By P Kharel
Nepal’s foreign policy has gone down rock bottom, unable to utter any official reaction on the latest war triggered by the United States and Israel combine against Iran. It might be aping India. Gone are days when Nepal protested against Soviet intervention in Czechoslovakia in 1968 and another Soviet military move in Afghanistan in 1979. On both occasions, India did not come out against Moscow’s action. In 1979, it sent its Foreign Minister IK Gujaral to Kabul in recognition of the Soviet-propped up government.
Going by the daily events and comments emanating from Washington and Tehran, the on-going war is far from over.

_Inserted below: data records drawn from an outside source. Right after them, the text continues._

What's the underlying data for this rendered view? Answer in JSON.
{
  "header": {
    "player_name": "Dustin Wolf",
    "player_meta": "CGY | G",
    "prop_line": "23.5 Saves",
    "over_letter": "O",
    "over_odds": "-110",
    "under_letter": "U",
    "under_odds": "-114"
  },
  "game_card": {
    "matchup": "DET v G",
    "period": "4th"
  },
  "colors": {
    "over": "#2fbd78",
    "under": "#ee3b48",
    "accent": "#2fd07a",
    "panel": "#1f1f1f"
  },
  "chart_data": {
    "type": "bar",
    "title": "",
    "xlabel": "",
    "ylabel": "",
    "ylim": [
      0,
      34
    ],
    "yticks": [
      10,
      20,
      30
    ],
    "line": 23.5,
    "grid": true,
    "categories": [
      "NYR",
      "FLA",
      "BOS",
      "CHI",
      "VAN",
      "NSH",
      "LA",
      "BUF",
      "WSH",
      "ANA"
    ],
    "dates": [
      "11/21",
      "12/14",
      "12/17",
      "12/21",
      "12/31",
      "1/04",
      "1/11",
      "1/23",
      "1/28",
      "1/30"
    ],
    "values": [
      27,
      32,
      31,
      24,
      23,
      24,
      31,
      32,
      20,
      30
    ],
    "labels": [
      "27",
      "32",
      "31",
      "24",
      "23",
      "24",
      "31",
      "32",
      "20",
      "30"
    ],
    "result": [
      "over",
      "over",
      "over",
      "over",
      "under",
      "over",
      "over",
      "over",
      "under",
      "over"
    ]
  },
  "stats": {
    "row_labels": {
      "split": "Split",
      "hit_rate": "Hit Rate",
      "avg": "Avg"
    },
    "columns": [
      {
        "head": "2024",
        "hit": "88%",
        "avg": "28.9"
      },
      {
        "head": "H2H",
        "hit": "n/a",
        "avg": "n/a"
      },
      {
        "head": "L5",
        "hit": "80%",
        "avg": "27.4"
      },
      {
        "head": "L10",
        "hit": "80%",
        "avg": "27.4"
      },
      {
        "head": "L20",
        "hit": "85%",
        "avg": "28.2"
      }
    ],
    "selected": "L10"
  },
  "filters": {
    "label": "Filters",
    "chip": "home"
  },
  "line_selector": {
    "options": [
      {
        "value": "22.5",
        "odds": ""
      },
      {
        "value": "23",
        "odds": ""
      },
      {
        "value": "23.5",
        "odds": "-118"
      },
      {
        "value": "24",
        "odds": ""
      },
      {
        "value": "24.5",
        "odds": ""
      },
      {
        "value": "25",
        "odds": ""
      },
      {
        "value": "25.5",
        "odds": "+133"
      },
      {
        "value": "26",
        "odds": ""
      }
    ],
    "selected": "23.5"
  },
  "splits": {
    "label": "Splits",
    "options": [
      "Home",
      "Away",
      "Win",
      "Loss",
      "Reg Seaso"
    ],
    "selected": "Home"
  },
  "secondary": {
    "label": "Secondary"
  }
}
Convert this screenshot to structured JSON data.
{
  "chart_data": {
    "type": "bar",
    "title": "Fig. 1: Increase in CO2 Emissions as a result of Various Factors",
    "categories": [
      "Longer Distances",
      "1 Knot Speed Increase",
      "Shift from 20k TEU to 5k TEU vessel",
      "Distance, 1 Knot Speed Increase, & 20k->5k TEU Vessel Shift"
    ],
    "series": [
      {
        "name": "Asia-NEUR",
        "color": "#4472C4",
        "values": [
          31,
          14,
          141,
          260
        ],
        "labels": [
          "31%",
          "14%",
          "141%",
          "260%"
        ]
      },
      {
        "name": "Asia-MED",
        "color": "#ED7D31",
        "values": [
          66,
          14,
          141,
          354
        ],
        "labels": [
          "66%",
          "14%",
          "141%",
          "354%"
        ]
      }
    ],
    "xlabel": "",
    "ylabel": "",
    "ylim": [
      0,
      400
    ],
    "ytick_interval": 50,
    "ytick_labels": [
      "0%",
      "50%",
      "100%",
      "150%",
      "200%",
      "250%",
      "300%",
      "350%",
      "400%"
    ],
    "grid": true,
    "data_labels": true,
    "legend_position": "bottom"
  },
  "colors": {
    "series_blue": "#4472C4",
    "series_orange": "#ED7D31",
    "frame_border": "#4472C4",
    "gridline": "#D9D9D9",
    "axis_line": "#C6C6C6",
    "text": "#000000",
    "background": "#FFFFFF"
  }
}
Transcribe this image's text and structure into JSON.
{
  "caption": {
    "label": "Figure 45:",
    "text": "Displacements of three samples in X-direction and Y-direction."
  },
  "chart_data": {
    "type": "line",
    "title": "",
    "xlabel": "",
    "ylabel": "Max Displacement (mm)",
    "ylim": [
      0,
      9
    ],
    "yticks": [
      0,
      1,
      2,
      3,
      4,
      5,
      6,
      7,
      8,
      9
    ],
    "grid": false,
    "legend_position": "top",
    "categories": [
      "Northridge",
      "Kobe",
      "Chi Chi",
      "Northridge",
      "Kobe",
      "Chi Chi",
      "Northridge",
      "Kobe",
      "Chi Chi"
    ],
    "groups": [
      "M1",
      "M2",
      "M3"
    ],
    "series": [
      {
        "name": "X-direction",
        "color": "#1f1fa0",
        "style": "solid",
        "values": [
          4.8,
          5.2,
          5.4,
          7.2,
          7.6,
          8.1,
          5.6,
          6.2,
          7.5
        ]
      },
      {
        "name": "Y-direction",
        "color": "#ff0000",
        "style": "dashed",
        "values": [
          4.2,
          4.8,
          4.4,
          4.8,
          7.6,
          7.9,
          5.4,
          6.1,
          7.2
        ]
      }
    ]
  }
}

Iran lays down three preconditions to end war not on American President Donald Trump’s claim but on its own terms: recognition of Iran’s legitimate rights, payment of reparations and international guarantees against future aggression. It all shows that Tehran is far from done, and the fighting goes on escalated.
Iranian leaders talk of “a tooth for a tooth” and “an eye for an eye” whereas US establishment figures warn of “unimaginable” consequences for the Tehran rulers. Trump has been claiming victory since a fortnight while Iranian Prime Minister Masoud Pezeshkian and the newly chosen Supreme Leader Mojtaba Ayatollah, the late Ayatollah’s Ali Khamenei’s son, echo firmly defiant statements. Which means aggravation. Tehran cannot win the war but can drag the superpower into a protracted conflict that will wear down American public patience and the tolerance power of American allies in especially Europe, Australia and next-door Canada.
Apparently, the purpose is to wear down each other in the two belligerents. The Trump team and security bosses had anticipated the Iranian regime to collapse as soon as its 87-year-old supreme leader Ayatollah Khamenei and two scores of top-notch army personnel and other close aides were killed. Above all, 167 elementary school kids were struck with precision targeting missiles.
SHALLOW CLAIM: The predicted disarray and regime change did not happen; nor did the war stop as quickly as it started. Now into the fourth week, the US-Israel war against Iran continues, even as each deadly hour fuelled the worries of the rest of the international community—some with stony silence, a few in murmurs and a handful in open comments.
Operation Epic Fury proves to be an epic folly when engaging with a “pariah” state that has defied Washington for 45 years. Iran ignores the unannounced but reluctant American white flag for a truce amidst Tehran’s Operation True Promise of steely determination to avenge what the assassination of its supreme leader amidst comments from both the capitals that a breakthrough was very close.
Hezbollah, operating from Lebanon, strikes and so does Iran. Three Israeli cities, including Tel Aviv and Haifa have been hit hard. Pro-Iran Iraqi militant groups, including Shia militants, have attacked American military bases and assets in Iraq and Kuwait.
The lesson of wars is that it might be relatively easy to trigger a war but ending it often gets complicated and its consequences far-reaching in both time and impact. A precedent has been set that war breaks out even when the impression given is that talks are positively progressing for dispute resolution.
Another disconcerting sign is the meek silence of America’s European allies and the Five Eyes club of English-speaking, Anglo-Saxon majority countries. The five—Australia, Canada, the United Kingdom, Canada and the US—are built on the ashes of indigenous populations that massively got wiped out. That background and the US-Israel strike on February 28 even as peace talks were progressing have led Tehran to dub American talks as a Dialogue of Death.
MONOPOLY ENDING: Monopoly of regime changes will break for good or even worse. For good, if better sense prevails as a new international order or, for worse, if other superpowers and middle powers plus stronger neighbors pick a leaf from the US in attending to their “national interests” and interpretation of various humanitarian considerations.
BRICS will gather yet more steam as distrust against the US grows. Millions of Americans might be literally counting the number of days the Trump administration gets to end. The rest of the world has a different perception. The British magazine, The Economist, months ago carried a cover story counting the number of days for Trump’s tenure to end.
Even if the next administration in the US turns out to be much different, the manner in which Trump was allowed to so brashly, openly and frequently jibe and hurl abuses at other world leaders together with aggressive overtones and unjustified claims and actions alert other nations to prepare for the worst. They cannot keep praying that things won’t repeat or not frequently without being labelled delusional and stupid.
If the on-going conflict were to prolong, all hell might break loose against the US from its traditional allies that have so far not dared to open up due to decades of accepting and toeing American agenda without much debate or defiance. Public mood, too, is raging against America’s habitual and unprovoked aggression against other countries.
If the war ends in a deadlock, the US in coordination with its European allies will try stirring ethnic conflicts in a country where ethnic communities account for 40 per cent of the 90 million population. The West weaponises hunger, shortages and ethnicity, which create hardships for the local populations but often without lasting relief.
Where does Nepal’s position stand? No one seems to care.